Les cinquante à soixante-dix garçons présents lors du travail de terrain (juillet 2003-juin 2004) ont pour la plupart entre 16 et 17 ans, ils sont le plus souvent français d’origine étrangère (maghrébine et africaine surtout) et habitent Paris et sa région. Ils sont prévenus dans près de 90% des cas, et incarcérés presque aussi souvent à la suite d’une procédure correctionnelle que d’une procédure criminelle (dans ce cas, les faits sont très souvent correctionnalisés). Près de 10 % d’entre eux ont déjà été incarcérés, dans ce quartier ou ailleurs. Si certains détenus restent de nombreux mois à l’établissement, la plupart le quittent quinze jour ou trois semaines après leur arrivée. D’une manière générale, la population se renouvelle extrêmement rapidement : chaque semaine environ, six adolescents intègrent le quartier et six autres le quittent.

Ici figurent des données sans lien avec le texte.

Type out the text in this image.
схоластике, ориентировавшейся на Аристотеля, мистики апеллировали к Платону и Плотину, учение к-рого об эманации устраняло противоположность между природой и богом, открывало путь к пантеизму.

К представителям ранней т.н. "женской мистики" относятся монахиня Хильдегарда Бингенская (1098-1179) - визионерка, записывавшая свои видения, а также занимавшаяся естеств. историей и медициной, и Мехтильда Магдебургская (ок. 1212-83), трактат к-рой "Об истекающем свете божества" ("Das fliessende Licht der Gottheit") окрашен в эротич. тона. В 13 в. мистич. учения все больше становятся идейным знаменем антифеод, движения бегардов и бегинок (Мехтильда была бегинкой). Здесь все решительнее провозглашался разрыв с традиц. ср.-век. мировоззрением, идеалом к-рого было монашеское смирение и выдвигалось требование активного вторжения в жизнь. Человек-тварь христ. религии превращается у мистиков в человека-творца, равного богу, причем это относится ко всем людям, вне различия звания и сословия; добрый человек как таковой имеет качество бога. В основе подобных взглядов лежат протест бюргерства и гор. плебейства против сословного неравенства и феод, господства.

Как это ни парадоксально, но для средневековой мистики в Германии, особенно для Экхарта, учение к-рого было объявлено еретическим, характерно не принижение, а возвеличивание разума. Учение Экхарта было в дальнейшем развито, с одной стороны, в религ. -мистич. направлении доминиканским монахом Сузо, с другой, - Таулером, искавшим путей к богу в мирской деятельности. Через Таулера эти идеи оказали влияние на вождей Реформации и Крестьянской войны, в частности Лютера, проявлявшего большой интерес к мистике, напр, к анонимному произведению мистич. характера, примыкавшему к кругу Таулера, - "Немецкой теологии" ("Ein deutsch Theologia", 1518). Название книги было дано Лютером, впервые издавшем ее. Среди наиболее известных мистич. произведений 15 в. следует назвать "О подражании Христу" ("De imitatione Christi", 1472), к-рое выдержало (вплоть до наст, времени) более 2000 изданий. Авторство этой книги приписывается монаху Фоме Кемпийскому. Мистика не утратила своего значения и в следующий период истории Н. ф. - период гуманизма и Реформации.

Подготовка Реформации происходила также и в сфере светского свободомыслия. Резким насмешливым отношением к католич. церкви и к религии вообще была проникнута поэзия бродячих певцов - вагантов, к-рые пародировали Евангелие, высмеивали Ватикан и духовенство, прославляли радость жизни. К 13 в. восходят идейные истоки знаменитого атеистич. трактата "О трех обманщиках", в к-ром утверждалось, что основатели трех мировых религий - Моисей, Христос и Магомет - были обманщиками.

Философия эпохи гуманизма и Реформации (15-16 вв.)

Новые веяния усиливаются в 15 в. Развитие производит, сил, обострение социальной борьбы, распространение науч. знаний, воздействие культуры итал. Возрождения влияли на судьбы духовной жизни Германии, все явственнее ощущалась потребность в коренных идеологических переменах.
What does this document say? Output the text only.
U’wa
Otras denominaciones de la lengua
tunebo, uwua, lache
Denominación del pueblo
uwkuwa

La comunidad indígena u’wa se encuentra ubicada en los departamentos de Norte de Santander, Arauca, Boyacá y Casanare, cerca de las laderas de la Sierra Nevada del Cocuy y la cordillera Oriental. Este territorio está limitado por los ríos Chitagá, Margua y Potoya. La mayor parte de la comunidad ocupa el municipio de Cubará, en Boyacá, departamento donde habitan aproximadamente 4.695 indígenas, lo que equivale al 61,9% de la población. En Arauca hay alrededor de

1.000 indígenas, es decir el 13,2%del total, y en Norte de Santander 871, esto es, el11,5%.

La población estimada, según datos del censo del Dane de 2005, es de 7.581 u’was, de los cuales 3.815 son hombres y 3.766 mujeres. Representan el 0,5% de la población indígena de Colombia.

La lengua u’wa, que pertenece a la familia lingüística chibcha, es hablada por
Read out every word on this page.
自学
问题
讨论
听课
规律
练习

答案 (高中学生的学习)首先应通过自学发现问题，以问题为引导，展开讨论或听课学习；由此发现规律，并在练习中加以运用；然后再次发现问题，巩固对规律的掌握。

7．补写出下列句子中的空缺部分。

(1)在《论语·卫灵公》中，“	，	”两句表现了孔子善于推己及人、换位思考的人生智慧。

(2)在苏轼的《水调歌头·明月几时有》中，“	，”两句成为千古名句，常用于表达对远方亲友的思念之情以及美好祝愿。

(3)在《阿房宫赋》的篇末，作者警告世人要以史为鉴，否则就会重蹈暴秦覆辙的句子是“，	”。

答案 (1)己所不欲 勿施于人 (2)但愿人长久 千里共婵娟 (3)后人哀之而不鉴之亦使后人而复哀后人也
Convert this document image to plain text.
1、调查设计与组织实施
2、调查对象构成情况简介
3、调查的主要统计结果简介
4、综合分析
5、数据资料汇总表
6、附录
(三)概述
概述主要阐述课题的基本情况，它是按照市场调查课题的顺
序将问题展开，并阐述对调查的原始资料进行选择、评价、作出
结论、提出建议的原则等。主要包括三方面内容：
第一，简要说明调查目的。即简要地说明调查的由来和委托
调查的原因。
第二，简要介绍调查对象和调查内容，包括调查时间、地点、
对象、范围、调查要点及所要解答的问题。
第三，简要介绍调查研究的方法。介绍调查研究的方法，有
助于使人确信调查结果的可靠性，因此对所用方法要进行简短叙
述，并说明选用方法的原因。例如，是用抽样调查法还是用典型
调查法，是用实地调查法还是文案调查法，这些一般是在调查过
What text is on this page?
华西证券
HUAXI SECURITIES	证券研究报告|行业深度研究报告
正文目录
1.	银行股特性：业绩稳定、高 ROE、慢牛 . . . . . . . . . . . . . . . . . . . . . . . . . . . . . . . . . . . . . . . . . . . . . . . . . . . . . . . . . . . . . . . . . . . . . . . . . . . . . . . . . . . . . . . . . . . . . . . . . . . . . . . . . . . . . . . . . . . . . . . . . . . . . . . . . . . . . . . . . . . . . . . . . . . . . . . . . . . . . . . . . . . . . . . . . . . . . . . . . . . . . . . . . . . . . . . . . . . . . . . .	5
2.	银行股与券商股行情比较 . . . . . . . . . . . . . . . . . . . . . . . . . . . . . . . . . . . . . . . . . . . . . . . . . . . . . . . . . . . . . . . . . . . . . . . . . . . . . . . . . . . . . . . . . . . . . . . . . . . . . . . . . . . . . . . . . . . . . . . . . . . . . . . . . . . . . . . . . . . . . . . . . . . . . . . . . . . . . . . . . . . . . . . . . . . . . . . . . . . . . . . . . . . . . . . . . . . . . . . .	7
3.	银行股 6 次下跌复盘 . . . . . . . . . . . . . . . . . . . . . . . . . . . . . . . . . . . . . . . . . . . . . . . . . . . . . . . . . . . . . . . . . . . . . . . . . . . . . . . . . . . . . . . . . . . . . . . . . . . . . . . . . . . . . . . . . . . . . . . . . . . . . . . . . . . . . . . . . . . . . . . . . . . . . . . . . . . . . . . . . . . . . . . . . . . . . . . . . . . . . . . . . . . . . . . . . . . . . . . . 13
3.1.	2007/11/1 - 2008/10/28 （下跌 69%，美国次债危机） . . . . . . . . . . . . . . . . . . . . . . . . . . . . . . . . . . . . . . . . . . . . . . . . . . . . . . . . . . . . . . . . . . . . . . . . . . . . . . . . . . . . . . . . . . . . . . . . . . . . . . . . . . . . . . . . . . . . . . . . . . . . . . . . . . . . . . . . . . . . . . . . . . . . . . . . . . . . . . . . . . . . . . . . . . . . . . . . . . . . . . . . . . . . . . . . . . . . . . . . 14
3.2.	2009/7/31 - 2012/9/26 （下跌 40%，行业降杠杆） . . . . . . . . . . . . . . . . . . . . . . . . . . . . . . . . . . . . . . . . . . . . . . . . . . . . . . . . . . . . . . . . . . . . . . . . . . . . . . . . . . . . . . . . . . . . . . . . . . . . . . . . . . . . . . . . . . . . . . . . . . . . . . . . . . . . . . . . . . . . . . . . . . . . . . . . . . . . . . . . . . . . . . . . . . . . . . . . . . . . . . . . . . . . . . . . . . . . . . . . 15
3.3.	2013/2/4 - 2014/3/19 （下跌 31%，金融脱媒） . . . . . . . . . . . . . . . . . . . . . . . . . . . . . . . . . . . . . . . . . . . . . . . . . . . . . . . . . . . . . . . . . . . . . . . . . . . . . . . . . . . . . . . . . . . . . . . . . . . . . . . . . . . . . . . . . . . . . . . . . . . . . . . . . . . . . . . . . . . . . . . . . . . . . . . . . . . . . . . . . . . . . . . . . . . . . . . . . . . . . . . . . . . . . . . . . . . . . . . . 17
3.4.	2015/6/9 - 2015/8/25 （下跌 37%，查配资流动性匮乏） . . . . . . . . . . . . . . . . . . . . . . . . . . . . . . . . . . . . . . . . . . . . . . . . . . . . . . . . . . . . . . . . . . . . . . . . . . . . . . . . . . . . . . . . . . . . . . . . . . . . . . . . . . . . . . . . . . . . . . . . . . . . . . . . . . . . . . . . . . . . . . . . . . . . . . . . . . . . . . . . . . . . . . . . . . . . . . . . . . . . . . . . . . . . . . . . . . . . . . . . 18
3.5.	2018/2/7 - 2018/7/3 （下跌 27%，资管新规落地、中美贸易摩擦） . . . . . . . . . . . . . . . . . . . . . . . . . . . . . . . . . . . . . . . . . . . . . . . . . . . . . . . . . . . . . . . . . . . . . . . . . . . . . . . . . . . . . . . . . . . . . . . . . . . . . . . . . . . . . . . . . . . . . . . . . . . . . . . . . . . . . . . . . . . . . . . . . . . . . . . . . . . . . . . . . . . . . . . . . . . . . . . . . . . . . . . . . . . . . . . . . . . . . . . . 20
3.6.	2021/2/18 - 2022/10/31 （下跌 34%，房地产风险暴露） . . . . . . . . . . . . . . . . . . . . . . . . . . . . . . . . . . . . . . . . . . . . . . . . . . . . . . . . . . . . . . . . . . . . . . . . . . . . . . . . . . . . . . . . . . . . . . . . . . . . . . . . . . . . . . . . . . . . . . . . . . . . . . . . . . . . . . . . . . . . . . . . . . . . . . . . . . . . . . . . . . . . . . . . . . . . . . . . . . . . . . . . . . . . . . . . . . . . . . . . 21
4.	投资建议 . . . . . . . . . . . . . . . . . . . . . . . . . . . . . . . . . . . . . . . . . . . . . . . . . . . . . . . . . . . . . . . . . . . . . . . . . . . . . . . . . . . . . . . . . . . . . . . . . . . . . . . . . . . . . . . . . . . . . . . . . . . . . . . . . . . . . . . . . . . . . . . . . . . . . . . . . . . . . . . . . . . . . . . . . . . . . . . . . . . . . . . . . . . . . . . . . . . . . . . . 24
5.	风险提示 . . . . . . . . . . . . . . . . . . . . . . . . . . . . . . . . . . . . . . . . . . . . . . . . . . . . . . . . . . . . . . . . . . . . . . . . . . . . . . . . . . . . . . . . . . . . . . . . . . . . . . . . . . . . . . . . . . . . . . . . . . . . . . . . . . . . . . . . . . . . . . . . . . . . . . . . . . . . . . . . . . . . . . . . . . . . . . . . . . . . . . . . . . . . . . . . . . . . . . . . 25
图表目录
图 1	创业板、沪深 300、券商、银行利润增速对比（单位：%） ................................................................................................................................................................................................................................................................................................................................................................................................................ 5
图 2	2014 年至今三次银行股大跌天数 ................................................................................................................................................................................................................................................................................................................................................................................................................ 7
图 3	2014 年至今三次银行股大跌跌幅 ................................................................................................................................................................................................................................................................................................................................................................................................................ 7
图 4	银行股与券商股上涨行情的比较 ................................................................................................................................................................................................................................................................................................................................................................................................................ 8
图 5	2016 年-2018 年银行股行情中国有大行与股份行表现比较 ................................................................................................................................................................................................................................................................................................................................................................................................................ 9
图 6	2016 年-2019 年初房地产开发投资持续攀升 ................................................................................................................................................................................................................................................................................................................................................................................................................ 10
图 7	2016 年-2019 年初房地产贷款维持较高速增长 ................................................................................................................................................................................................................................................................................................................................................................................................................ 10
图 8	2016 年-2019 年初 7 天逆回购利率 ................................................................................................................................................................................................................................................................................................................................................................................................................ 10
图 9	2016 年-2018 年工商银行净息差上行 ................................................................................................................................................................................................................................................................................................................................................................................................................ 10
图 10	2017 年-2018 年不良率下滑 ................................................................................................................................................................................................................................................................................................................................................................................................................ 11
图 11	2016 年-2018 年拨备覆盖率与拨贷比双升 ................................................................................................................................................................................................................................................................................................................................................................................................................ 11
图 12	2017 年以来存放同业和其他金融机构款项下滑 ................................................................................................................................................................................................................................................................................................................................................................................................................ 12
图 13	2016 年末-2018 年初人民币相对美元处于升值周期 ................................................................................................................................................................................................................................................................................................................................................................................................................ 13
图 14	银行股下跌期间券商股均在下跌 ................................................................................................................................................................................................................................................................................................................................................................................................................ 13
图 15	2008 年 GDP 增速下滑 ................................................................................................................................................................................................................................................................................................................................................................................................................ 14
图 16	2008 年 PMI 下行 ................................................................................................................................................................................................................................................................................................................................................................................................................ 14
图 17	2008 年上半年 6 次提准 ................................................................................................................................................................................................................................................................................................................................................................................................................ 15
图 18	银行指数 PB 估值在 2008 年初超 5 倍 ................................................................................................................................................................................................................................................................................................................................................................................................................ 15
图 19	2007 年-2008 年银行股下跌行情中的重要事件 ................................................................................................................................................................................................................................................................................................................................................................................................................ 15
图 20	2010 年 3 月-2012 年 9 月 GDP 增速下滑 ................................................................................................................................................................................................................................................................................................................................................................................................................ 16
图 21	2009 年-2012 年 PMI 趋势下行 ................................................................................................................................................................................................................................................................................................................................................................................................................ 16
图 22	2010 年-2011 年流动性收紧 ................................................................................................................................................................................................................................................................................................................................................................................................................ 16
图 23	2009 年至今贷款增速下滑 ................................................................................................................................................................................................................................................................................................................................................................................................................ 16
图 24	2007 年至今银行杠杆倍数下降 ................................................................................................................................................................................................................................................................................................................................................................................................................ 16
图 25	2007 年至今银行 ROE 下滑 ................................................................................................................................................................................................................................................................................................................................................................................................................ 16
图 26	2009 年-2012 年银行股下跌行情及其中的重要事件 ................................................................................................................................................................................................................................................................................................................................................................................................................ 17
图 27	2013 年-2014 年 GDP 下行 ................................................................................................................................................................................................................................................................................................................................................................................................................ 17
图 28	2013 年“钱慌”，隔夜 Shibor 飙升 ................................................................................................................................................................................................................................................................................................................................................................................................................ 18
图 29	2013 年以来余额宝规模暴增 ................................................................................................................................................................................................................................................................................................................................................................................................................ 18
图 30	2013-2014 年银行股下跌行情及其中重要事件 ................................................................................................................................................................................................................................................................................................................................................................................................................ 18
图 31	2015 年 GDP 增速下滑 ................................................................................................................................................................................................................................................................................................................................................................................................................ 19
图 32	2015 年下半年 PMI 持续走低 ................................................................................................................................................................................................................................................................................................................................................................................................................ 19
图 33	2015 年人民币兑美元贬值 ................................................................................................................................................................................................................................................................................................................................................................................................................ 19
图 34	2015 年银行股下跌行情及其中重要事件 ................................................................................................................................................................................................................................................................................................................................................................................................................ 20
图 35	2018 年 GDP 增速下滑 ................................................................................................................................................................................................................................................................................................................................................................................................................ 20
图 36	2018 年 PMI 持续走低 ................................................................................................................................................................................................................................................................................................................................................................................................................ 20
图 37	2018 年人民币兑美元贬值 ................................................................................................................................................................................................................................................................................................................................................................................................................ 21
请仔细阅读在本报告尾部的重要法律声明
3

Le bref rappel des modalités de l’incarcération et de ce qui conduit les magistrats à décider l’emprisonnement de ces garçons, observées lors d’une enquête précédente sur la décision d’incarcération des mineurs [1], permet de mieux situer ces jeunes et l’incarcération dans leur parcours socio-judiciaire, de relativiser leur spécificité supposée par rapport à d’autres garçons restés libres, et donc plus généralement de mieux comprendre leur expérience personnelle et la sociabilité carcérale.
Une incarcération ne repose pas uniquement sur les infractions commises et la personnalité de leurs jeunes auteurs. Si des adolescents sont incarcérés après avoir commis un crime, ils y sont le plus souvent du fait de leurs parcours socio judiciaires (délits réitérés, présentations répétitives devant le juge, non respect des exigences posées lors d’un contrôle judiciaire...), et à la suite d’une décision objet d’enjeux relationnels, de performance et de maintien de position entre le parquet et le siège, le substitut et le juge pour enfants. Et donc pour des raisons qui ne sont qu’indirectement liées à la dernière infraction reprochée sur laquelle repose pourtant la qualification juridique de leur placement en détention.
Si les garçons connaissent plus ou moins les raisons de leur incarcération, le personnel pénitentiaire, par contre, loin du tribunal et de ses acteurs, ignore les enjeux qui l’ont présidée et s’étonne qu’un jeune puisse être incarcéré après un vol : « C’est possible, ça, pour un vol de portable ? »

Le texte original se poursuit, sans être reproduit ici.